Alexis de Tocqueville was born into a French aristocratic family that had survived the Revolution by the narrowest of margins. His great-grandfather was guillotined in 1794. His parents were imprisoned during the Terror and would have been killed had Robespierre's regime lasted a few weeks longer. Tocqueville grew up under the shadow of those events, in a family that had seen the world they were born into swept away by the democratic revolution and that was learning, slowly and painfully, to live in the new world that had replaced it. This biographical fact is the key to understanding everything Tocqueville wrote. He was an aristocrat by birth and instinct, a liberal by conviction, and a student of democracy by necessity — convinced that democracy was the future, suspicious of many of its tendencies, and determined to understand it well enough to make it work as well as possible.
In 1831, at twenty-five, Tocqueville and his friend Gustave de Beaumont obtained a government commission to study the American prison system. The official mission was a pretext. Both men were really interested in the United States as a laboratory for democratic society — the first major nation in the world to attempt democracy on a large scale, and the obvious place to study what democratic life actually looked like in practice. They spent nine months traveling across the country, from New England to the frontier, interviewing politicians, judges, priests, ordinary citizens, slaves, and Native Americans. Tocqueville took voluminous notes throughout. When he returned to France, he spent the next four years writing the book that became Democracy in America — published in two volumes (1835 and 1840), translated immediately, and recognized almost from the moment of publication as one of the most important political books of the century.
What made Democracy in America extraordinary was Tocqueville's combination of sympathy and skepticism. He was genuinely impressed by what he saw in the United States. He admired the political vitality of small-town American democracy, the strength of voluntary associations, the genuine equality of social conditions among white men, the way Americans took it for granted that political power belonged to ordinary citizens. He thought Europe had a great deal to learn from American democracy. But he also worried about it. He saw that democratic equality, taken to its logical conclusion, could produce a society in which everyone became so similar, so absorbed in private life, so disconnected from any sense of higher purpose that they would willingly surrender their political freedom to a centralized state that promised to take care of everything for them. He called this "soft despotism" — a tyranny that didn't crush its subjects but reduced them, gradually, to comfortable, well-managed children. It was one of the most prescient warnings ever written about what democratic societies could become if they weren't careful.
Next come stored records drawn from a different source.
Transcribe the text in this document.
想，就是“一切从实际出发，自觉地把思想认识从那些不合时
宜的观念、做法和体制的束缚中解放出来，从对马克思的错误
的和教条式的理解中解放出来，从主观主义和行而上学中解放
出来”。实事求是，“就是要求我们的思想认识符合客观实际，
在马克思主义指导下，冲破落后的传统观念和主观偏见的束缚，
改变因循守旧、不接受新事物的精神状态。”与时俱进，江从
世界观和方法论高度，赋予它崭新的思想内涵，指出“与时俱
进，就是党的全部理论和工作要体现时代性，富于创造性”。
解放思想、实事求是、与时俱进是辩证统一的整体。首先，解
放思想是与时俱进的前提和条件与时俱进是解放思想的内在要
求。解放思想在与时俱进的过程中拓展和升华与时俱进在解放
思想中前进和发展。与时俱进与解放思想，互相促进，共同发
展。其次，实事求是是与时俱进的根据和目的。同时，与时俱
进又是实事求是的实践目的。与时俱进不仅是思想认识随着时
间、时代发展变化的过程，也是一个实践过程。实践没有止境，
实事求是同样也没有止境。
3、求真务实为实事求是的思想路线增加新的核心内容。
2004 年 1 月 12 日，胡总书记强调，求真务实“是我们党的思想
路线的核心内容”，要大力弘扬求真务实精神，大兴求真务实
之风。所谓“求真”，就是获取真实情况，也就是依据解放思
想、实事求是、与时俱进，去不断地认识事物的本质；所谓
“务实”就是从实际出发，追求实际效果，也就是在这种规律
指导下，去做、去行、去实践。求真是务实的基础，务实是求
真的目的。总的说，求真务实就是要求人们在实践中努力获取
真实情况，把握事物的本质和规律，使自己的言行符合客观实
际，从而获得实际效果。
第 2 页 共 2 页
Tocqueville also analyzed slavery and the position of African Americans with a clarity that almost no other contemporary observer matched. He predicted, decades before the Civil War, that the question of slavery would eventually destroy the American republic unless it was resolved, and that even if slavery were abolished, the racial hatreds it had created would outlast emancipation by generations. He analyzed the dispossession of Native Americans with similar clarity, recognizing it as a moral catastrophe that the democratic principles Americans claimed to cherish should have made impossible. He was not a moralist, exactly — he tried to describe what he saw without preaching — but his moral judgments were sharp and they have aged well.
Tocqueville returned to French politics, served briefly in the Chamber of Deputies and then the Constituent Assembly that wrote the constitution of the Second Republic, and was foreign minister for a few months in 1849 before Louis-Napoléon Bonaparte's coup ended the republic and pushed Tocqueville out of politics. He spent his last decade writing The Old Regime and the Revolution (1856), a study of pre-revolutionary France that argued — controversially — that the centralization the Revolution carried out had actually begun under the monarchy, and that the Revolution had completed a process the old regime had started. He died in 1859 at fifty-three, leaving the second half of the book unfinished. Democracy in America and The Old Regime together established him as one of the founding figures of modern political sociology and one of the most insightful liberal critics of his own liberal tradition.